I've been wondering just how well Google indexes PDF content. So I experimented by performing some Google searches on the PDF pages hosted at http://www.pdfhacks.com/eno/. That site hosts a single, 216-page PDF (BE.pdf). It also hosts this same PDF as a sequence of single PDF pages linked together using HTML frames (here).
If you search the full PDF using its pdfportal page, you get about as good a search as possible. Searching BE.pdf for "beatles" using pdfportal yields 25 pages, or 40 specific occurrences. That's my baseline.
Now, let's see what Google turns up. I'll search the full PDF, BE.pdf, using these search terms:
site:pdfhacks.com filetype:pdf inurl:BE.pdf beatles
Google has no trouble locating BE.pdf. The problem is that it is only one hit: BE.pdf. (Actully, it gave me three hits, each the same BE.pdf but at different URLs). To clarify my search for "beatles" in this 216-page PDF, I click the "View as HTML" link provided by Google. This also highlights my search term. Turns out that Google's HTML cache of this PDF stops at page 62. So, it only catches the first 11 occurrences of "beatles."
I wonder: did Google index any of this full PDF after page 62? A search for "beatles provided the most" (page 50) yields my BE.pdf. A search for "manner of the beatles" (page 160) does not. "showing the beatles that" (page 87) also fails. "john lennon of the beatles" (page 44) works. "breakup of the beatles" (page 169) fails. So it seems that Google indexed less than 1/3 of BE.pdf. That's funny.
Now let's try searching for "beatles" within the directory of single PDF pages:
site:pdfhacks.com filetype:pdf inurl:skinned_php "beatles"
That search yields six PDF pages in Google (44, 101, 119, 125, 207, and 216). Two of those pages show "beatles" twice, so that makes eight hits total. Let's take the phrase "different shades of meaning" from page 119 and perform a broader search:
site:pdfhacks.com filetype:pdf "different shades of meaning"
Consistent with our earlier experiments, this catches our single page 119, but it does not catch the full PDF, BE.pdf.
So it didn't matter whether our PDF document was published in full or in pieces.
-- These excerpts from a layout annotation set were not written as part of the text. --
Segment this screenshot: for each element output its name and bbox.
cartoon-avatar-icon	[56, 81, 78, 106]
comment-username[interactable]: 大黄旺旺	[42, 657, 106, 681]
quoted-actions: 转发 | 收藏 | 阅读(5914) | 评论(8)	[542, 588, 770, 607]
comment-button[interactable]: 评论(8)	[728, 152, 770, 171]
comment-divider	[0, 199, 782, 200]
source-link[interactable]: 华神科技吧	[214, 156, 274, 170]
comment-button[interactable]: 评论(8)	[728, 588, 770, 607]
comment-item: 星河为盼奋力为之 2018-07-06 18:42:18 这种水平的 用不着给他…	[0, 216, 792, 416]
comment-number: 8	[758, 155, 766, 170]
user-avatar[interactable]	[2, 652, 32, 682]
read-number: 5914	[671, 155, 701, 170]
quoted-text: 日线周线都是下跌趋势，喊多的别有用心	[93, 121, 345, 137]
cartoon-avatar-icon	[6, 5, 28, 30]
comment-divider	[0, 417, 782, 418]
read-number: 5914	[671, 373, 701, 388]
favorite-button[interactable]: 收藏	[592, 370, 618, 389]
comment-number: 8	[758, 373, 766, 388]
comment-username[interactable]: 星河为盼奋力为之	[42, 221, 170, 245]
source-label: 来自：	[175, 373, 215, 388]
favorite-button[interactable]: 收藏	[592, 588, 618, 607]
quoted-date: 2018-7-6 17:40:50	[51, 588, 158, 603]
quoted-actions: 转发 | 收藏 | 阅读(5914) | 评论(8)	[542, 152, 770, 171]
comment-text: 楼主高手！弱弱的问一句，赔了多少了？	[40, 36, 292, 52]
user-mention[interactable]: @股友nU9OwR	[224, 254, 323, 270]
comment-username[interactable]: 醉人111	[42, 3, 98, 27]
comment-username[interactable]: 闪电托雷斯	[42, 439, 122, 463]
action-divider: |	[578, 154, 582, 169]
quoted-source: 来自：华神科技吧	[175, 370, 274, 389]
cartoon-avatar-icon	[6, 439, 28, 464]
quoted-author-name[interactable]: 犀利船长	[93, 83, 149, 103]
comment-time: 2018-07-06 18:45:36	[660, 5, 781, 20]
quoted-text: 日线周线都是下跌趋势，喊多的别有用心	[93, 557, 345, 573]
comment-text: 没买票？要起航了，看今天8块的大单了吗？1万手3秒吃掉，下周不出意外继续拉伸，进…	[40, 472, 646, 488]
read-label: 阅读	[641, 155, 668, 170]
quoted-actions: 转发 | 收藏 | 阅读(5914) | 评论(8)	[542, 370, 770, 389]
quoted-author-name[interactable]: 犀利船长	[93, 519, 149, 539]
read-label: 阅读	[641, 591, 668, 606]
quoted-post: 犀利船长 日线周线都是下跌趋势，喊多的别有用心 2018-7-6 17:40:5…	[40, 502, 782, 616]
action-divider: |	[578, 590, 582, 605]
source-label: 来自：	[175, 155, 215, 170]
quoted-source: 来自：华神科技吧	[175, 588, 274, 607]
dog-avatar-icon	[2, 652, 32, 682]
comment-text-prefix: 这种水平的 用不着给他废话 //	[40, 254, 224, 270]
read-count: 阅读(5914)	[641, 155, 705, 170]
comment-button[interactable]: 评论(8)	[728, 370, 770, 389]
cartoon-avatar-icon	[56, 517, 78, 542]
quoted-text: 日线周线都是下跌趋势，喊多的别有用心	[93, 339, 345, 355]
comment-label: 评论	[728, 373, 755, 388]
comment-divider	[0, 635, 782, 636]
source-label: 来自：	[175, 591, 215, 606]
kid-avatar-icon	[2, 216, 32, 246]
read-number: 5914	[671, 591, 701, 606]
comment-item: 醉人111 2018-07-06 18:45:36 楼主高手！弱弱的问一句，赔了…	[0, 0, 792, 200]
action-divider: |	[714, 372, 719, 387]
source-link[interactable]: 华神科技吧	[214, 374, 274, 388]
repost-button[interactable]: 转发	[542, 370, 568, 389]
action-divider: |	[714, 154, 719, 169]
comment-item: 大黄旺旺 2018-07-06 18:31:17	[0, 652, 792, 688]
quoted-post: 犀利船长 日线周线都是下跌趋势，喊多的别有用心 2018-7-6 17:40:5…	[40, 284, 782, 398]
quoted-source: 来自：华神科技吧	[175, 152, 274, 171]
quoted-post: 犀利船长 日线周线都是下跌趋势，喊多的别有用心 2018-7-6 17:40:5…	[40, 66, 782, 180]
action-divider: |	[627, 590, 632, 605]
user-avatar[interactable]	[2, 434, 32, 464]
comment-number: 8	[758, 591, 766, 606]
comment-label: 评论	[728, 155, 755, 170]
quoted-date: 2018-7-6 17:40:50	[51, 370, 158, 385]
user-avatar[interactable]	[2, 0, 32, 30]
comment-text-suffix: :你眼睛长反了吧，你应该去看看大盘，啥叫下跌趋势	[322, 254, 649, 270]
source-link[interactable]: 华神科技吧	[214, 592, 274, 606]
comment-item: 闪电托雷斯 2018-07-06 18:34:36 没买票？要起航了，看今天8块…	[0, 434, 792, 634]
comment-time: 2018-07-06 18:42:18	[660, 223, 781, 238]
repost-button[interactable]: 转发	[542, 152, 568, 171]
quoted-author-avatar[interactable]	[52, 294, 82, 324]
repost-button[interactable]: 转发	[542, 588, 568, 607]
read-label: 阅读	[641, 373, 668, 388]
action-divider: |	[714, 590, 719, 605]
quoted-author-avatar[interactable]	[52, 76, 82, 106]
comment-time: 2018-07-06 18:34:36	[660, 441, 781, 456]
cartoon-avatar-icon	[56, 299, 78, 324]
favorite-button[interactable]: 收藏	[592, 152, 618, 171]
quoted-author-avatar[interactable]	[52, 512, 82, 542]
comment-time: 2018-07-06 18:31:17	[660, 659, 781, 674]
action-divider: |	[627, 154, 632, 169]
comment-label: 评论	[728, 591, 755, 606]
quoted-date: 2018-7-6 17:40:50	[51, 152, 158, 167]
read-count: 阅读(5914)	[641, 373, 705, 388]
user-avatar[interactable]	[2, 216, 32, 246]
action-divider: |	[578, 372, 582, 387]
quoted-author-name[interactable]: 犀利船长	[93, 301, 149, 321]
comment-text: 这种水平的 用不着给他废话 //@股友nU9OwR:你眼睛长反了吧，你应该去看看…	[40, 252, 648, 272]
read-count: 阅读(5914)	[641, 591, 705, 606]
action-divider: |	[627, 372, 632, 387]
In both cases, Google indexes only part of the document.
For my next set of experiments, I took BE.pdf and created two parallel editions: the burst PDF edition, where every document page is a single PDF file, and the burst HTML edition, where every document page is a single HTML file. I linked to every page of these two editions from http://accesspdf.com/pdf_html_test, which shuffles the two editions together. After leaving this material online for awhile, Google finally indexed it.
First, let's search the PDF pages for "beatles", as we did before. Running the Google query:
site:accesspdf.com filetype:pdf inurl:pdf_pages "beatles"
Yields 20 PDF pages, which hold a total of 32 occurrences of "beatles." This falls short of our baseline of 40 occurrences, established above. One of the pages overlooked by Google is page 44 ("John Lennon of the Beatles"). A direct search for page 44:
site:accesspdf.com filetype:pdf inurl:pdf_pages inurl:pg_044
indicates that Google did not index it.
Now let's run the same search on the HTML pages:
site:accesspdf.com filetype:html inurl:html_pages "beatles"
This turns up 25 pages with a total of 38 occurrences of "beatles." But our baseline is 25 pages with 40 occurrences! Our 40 baseline hits include "beatlesesque" (page 119) and "beatless" (page 192). Google does not lump these in with "beatles," as our baseline search did.
Given two, nearly identical documents, one in PDF and one in HTML, Google seems to have completely indexed the HTML document while indexing only about 80% of the PDF. How about that?